Diese zählten in den 1920er zu den wichtigsten und renommiertesten Betrieben für Gebrauchskeramik mit künstlerischem Anspruch. Hermann Harkort, der Eigentümer und Leiter, verfolgte in seinem Veltener Werk in der Nähe des Hafengeländes ein ehrgeiziges Programm, das sich an den Ansprüchen des Deutschen Werkbundes und des Bauhauses orientierte. Zu den Künstlern, Handwerkern und prägenden Denkern dieser Bewegungen pflegte er ebenfalls enge Kontakte. Den Veltener Betrieb der Steingutfabriken Velten-Vordamm etablierte er als eine Adresse für die Umsetzung anspruchsvoller, zeitgemäßer und materialgerechter Entwürfe in der Keramik und zwar im industriellen Kontext.
So waren auch die Bauhauskeramikmeister Theodor Bogler und in Folge Werner Burri als Leiter der Formenabteilung in dem märkischen Ort tätig und prägten mit ihren Entwürfen die Serienproduktion. Die Dekorpalette prägte zunächst vor allem die Künstlerin Charlotte Hartmann, die hier Keramik als Objekt für ihre Ideen entdeckte und sich für das Material begeisterte. Ihr folgten Elisabeth Dörr und dann 1927 Hedwig Bollhagen als Leiterin der Malabteilung. In jeglicher Hinsicht wird klar: Velten wurde, eben auch durch Betriebe wie Velten-Vordamm, zu einem Begegnungsort und einer Lebensstation für die herausragenden Köpfe der Keramikgeschichte zumindest des frühen 20. Jahrhunderts.
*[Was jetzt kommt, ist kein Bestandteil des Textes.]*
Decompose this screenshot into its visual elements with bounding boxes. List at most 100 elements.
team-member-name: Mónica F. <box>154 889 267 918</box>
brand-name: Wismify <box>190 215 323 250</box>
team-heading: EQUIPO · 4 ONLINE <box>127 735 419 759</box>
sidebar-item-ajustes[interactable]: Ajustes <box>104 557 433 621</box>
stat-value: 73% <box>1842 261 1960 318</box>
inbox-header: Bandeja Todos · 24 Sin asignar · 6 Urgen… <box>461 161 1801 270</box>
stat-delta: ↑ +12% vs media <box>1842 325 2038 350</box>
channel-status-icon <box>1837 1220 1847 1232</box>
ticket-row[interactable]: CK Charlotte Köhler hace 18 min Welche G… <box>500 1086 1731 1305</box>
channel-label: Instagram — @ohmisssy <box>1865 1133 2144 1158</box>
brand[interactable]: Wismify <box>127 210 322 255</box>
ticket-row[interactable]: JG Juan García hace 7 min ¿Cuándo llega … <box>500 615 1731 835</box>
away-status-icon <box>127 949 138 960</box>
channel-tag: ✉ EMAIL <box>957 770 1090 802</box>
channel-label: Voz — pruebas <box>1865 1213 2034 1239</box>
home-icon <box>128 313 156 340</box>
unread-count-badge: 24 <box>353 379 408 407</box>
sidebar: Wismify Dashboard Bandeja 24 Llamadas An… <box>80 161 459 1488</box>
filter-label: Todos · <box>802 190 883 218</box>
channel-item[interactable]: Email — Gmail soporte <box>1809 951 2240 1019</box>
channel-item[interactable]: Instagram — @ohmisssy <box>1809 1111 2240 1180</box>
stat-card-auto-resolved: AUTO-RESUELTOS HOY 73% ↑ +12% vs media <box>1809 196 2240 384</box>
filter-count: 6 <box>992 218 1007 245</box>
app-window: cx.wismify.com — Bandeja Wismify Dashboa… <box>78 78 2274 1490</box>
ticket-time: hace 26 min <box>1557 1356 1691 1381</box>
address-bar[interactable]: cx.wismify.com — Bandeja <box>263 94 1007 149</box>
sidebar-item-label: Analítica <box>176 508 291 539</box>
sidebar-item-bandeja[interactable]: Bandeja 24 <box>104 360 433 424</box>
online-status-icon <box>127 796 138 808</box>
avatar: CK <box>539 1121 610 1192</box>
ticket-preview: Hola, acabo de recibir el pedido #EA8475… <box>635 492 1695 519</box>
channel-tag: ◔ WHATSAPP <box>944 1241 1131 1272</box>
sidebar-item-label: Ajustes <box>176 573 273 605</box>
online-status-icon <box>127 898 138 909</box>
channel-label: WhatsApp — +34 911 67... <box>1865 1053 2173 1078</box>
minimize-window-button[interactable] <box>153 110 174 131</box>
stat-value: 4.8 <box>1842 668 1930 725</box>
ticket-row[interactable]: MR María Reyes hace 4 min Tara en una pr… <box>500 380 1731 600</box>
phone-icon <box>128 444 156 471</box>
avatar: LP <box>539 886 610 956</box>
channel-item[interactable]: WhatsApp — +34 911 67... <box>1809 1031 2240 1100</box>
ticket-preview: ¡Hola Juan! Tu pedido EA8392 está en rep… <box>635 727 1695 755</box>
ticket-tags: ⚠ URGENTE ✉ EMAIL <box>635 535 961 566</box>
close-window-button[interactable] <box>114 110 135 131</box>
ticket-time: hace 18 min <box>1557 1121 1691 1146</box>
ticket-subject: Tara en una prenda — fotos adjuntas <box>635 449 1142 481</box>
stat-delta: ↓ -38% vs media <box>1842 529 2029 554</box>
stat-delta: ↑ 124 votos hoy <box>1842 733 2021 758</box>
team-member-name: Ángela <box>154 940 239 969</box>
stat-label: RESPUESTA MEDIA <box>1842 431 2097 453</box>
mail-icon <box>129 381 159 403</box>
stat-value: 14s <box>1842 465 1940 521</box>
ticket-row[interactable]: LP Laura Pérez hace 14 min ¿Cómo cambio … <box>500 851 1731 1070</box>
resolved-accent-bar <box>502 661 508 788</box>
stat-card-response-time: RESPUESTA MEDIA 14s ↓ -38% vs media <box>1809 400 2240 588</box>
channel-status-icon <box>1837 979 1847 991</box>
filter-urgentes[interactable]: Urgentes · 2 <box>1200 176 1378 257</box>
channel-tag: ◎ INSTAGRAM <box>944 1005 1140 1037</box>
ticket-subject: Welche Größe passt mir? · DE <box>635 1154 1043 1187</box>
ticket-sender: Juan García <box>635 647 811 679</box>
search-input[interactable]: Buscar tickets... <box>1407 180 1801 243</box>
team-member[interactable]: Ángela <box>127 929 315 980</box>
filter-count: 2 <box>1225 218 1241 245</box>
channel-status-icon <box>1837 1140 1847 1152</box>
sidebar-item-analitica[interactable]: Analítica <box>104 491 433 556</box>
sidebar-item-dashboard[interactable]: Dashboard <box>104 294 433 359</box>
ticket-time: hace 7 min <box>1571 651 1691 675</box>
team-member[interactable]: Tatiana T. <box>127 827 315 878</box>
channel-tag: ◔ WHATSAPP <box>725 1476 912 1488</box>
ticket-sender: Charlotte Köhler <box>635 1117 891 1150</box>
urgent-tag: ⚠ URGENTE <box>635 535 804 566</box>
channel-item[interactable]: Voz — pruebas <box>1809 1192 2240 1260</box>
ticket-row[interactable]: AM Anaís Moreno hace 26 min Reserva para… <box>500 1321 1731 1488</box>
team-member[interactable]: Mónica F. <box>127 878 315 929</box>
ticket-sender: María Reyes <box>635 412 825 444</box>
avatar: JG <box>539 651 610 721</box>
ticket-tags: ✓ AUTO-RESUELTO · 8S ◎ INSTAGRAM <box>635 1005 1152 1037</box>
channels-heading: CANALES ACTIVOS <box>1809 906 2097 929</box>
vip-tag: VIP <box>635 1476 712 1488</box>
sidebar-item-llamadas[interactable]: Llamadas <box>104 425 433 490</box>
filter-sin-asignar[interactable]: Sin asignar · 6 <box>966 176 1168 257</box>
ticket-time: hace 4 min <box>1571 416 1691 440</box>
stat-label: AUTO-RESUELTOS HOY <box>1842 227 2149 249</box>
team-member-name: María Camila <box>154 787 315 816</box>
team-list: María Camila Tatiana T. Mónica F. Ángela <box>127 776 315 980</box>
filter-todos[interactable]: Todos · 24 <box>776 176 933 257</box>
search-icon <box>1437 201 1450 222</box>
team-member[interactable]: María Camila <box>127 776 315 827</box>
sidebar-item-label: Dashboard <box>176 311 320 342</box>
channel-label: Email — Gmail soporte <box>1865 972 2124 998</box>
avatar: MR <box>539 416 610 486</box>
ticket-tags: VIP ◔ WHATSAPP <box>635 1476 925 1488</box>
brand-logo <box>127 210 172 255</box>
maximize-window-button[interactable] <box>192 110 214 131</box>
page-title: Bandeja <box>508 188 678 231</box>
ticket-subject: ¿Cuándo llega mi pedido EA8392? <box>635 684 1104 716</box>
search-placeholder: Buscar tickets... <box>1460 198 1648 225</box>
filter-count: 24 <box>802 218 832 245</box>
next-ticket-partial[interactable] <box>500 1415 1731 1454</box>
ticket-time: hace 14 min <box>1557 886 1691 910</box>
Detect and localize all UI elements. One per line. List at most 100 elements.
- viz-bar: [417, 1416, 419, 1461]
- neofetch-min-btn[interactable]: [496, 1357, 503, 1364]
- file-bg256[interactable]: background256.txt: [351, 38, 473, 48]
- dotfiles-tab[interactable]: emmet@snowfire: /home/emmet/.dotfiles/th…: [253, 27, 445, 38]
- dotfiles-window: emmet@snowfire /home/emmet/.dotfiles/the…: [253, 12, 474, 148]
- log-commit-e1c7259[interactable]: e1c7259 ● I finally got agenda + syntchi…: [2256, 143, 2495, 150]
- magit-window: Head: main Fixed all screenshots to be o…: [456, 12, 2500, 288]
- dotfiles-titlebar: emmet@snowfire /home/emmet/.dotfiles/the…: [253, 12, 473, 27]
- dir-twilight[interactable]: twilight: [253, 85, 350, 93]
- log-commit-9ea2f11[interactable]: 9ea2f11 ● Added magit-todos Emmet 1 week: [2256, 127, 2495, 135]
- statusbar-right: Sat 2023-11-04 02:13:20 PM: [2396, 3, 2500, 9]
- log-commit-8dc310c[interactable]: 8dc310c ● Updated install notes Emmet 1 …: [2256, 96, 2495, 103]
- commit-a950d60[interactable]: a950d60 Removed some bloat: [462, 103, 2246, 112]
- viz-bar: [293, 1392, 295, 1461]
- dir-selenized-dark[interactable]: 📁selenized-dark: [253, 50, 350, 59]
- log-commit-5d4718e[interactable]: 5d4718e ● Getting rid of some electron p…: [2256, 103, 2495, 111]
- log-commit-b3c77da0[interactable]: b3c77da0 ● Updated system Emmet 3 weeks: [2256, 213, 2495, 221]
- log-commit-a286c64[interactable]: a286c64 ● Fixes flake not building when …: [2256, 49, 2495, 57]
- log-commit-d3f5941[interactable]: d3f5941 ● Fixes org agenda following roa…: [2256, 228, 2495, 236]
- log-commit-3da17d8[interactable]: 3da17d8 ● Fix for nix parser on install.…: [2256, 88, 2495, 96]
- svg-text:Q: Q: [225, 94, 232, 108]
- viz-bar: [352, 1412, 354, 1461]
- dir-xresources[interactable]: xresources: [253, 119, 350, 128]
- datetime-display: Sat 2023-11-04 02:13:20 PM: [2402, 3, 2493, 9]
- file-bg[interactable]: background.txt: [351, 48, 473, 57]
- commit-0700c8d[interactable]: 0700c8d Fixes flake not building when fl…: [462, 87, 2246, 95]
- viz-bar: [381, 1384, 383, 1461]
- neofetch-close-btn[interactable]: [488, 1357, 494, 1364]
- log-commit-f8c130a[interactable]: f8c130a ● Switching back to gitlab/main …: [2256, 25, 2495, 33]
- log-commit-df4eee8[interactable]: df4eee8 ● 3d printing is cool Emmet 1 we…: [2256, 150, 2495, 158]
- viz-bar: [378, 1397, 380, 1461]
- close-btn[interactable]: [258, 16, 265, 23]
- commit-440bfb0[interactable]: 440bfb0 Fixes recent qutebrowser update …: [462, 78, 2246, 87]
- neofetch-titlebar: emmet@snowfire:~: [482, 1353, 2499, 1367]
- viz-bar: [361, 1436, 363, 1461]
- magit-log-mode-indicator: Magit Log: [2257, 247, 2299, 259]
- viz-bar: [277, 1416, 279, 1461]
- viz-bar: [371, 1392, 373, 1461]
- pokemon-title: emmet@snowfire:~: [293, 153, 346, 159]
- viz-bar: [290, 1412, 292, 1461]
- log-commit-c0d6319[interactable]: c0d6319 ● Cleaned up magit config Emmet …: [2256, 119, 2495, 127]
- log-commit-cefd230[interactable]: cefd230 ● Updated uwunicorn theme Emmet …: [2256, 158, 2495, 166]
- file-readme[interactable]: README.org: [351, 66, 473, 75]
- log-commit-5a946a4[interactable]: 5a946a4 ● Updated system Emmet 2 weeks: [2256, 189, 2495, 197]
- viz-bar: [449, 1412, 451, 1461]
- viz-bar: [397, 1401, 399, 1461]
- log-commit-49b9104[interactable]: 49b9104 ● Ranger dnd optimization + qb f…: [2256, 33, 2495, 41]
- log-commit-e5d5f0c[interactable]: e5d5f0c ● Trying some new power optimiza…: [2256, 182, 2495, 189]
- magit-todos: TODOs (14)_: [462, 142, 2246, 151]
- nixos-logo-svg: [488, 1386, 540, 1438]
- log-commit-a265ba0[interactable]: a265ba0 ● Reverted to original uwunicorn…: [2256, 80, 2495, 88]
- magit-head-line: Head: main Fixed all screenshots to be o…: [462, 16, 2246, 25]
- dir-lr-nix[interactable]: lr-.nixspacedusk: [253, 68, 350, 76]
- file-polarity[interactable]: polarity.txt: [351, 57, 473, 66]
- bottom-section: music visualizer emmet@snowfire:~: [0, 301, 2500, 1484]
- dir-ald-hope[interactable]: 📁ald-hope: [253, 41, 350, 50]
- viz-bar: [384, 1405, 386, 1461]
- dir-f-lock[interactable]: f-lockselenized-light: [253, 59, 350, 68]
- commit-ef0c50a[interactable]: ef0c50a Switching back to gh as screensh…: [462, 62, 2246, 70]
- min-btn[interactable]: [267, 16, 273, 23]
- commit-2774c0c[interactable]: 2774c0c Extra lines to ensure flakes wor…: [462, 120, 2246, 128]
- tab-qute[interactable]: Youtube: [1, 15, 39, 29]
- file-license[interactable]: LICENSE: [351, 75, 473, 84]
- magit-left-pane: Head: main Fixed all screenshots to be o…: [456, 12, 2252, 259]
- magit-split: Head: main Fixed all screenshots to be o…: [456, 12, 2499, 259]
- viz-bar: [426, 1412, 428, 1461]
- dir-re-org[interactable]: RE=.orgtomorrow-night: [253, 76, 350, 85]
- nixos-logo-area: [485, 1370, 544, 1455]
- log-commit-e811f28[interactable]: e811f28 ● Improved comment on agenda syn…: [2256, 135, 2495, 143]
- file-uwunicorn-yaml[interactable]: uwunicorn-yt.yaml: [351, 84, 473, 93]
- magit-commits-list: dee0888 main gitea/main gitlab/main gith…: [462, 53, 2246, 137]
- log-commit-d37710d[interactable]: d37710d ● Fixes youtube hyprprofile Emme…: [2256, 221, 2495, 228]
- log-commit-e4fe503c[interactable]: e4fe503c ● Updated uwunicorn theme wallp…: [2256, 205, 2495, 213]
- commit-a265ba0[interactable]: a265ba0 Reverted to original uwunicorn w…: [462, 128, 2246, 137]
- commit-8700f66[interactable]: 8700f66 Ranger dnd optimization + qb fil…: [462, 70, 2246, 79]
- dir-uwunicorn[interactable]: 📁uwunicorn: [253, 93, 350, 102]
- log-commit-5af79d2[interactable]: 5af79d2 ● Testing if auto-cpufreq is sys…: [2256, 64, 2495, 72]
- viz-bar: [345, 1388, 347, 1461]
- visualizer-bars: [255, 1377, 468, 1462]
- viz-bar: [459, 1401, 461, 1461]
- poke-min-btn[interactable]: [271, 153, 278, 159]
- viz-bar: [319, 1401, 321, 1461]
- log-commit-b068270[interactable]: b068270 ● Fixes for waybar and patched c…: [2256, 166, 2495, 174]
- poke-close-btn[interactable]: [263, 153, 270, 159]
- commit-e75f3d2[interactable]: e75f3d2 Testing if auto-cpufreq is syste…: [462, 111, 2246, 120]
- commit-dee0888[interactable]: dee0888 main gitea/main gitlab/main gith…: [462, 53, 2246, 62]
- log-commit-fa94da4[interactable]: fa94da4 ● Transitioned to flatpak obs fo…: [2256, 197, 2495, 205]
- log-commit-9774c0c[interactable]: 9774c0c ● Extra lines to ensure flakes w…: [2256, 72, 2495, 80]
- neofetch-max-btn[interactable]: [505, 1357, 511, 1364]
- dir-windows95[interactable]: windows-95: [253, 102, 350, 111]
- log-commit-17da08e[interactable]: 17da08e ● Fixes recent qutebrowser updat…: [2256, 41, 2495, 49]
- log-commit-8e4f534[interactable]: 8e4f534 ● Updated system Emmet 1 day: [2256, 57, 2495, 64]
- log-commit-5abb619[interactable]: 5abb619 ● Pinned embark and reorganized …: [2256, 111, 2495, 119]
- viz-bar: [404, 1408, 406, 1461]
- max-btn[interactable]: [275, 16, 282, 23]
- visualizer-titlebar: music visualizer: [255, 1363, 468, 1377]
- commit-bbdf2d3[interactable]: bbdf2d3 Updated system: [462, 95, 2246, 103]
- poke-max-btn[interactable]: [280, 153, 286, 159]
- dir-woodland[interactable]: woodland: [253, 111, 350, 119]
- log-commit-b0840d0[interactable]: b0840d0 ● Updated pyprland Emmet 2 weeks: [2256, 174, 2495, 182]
Neben der Serienproduktion setzte Hermann Harkort aber auch auf sogenannte Einzelfayencen, die handgefertigt wurden und jeweils auch das Zeichen des entwerfenden beziehungsweise ausführenden Künstlers – in Kombination mit der „Lilie“ als Werkssymbol – trugen. Diese finden sich in eigenen Musterbüchern als Kleinserienprodukte neben den Serien für europäische und außereuropäische Märkte. Die Wandvasen von Louise Harkort gehören unbedingt dazu. Es gab diese laut Musterbuch in leicht unterschiedlichen Formen. Gemeinsam war allen, dass sie handgeformt wurden. Das Händische sieht und spürt man auch heute noch am Objekt. Die Fayence mit ihrer glänzenden Oberfläche verleiht ihm Eleganz, und doch versteckt sie das keramisch Ursprüngliche der Form nicht.